I still feel like using a compressed format for soundeffect is better than Wav in certain games where reproduction speed is not a key factor ( a good compressed ogg can be 10% or less the size of a Wav).
It seems like there are a few examples on how to do this directly with Mono / c# like this:
You’re going to be spending a lot of CPU time doing decompression for each sound effect instance that is currently playing. Considering some games may have 16, 24 or more sound effect instances playing at the same time, that will be that same number of concurrent ogg decompressions happening at the same time.
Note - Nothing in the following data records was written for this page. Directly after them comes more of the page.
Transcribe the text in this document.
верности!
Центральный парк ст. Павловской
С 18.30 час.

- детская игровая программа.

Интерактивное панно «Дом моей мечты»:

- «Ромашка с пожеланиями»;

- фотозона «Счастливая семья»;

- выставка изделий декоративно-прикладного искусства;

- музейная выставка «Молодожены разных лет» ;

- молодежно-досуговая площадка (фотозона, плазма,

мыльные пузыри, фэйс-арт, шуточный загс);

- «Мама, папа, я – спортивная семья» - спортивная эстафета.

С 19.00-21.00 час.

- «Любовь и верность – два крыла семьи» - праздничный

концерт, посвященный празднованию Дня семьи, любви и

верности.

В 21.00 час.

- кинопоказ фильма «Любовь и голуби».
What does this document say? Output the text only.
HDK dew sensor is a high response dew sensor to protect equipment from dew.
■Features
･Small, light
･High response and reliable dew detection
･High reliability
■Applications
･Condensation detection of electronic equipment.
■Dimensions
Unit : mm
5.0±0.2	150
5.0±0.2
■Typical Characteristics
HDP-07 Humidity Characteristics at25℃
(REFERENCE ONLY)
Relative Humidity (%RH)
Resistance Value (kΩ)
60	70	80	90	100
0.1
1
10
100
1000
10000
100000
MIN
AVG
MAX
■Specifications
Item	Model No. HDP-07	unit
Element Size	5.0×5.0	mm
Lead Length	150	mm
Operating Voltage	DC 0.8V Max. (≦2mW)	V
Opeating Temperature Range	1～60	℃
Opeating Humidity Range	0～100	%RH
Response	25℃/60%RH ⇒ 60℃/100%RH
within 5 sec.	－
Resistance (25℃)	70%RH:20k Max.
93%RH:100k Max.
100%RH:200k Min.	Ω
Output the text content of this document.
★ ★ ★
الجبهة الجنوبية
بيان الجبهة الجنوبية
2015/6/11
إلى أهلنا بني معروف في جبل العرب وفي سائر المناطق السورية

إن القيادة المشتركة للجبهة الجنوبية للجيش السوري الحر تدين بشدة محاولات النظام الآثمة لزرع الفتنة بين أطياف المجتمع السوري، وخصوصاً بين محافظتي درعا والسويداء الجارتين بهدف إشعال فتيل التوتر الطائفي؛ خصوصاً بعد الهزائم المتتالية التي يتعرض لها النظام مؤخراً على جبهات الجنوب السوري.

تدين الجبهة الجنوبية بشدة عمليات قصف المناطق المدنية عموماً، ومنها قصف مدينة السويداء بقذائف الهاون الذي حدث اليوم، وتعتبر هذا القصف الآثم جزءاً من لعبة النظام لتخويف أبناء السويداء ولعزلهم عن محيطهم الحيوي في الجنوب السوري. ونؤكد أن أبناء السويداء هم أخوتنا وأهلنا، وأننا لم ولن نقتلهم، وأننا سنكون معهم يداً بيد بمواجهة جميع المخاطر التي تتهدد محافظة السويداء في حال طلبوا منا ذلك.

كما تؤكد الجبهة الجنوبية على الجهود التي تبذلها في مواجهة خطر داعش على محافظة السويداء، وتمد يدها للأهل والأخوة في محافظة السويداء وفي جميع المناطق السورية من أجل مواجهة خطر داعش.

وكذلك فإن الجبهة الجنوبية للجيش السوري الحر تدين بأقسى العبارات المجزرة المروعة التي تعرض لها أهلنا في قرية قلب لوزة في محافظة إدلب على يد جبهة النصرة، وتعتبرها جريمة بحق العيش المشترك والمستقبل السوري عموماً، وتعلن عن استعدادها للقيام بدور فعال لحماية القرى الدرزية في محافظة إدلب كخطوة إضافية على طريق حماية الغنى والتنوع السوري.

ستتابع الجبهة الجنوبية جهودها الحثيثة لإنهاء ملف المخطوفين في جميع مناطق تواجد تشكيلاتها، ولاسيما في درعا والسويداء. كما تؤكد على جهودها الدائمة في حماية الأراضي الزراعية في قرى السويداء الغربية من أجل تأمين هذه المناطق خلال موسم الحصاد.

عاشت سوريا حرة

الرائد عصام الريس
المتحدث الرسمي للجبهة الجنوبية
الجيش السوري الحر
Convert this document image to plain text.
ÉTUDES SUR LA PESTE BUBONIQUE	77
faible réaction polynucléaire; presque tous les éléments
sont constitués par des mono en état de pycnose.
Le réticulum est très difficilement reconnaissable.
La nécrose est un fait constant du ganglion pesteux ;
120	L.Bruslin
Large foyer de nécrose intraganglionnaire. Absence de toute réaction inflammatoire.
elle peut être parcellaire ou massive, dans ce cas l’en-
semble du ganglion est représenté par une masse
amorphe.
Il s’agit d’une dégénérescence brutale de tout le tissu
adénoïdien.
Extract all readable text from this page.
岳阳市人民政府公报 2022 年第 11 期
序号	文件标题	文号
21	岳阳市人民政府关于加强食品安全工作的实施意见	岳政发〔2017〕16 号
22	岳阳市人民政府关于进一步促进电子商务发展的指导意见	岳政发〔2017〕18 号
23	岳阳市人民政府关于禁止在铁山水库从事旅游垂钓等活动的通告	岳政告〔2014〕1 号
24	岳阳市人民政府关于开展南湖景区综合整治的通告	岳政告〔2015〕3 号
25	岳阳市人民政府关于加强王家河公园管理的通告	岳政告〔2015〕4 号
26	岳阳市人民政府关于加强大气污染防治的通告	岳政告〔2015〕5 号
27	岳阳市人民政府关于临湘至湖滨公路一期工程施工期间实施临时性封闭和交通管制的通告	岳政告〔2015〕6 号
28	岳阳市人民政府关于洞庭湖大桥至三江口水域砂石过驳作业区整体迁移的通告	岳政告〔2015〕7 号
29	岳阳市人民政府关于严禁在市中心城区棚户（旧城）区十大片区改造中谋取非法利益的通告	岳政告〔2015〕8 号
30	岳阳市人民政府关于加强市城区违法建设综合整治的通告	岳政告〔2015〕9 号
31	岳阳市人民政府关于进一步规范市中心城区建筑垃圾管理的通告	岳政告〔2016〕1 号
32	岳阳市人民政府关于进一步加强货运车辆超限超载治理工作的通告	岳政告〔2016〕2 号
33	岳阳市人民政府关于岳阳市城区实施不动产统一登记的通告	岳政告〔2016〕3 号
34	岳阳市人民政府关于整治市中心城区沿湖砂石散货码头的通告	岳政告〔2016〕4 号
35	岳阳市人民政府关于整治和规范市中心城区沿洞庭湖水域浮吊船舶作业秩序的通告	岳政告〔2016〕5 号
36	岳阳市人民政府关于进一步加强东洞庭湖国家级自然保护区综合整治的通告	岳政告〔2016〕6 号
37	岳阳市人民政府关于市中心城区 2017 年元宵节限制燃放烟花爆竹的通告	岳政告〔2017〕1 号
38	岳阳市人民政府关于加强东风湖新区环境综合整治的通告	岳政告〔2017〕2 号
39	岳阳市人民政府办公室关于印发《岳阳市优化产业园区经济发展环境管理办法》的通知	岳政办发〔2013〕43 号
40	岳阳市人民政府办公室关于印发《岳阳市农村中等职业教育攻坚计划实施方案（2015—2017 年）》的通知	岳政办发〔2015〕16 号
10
Compression for sound effects is usually handled as ADPCM, either IMA or MS, which is around 25% the size of the full uncompressed PCM version. This is either working now or will be in the near future.
Unfortunately not all situations are the same, in my case i end up having even 500 sound files and i only need to play them one or at most two at the same time, with reproduction speed not being the most important thing at all.
Using 41k mono wav file as an example:
From my tests ogg compression with ffmpeg at quality 2 gives an impressive 90% compression ratio vs Wav.
Testing the monogame pipeline WITHOUT compression enabled gave me 0% compression ratio vs Wav.
Testing the monogame pipeline WITH compression gave me 5% if not less compression ratio.
I think i will revive the good old soundpool approach into a Pipeline Extension dll and see if i can manage to get ogg files back into business… The ogg decoder might be a little out of the interest of the monogame project atm.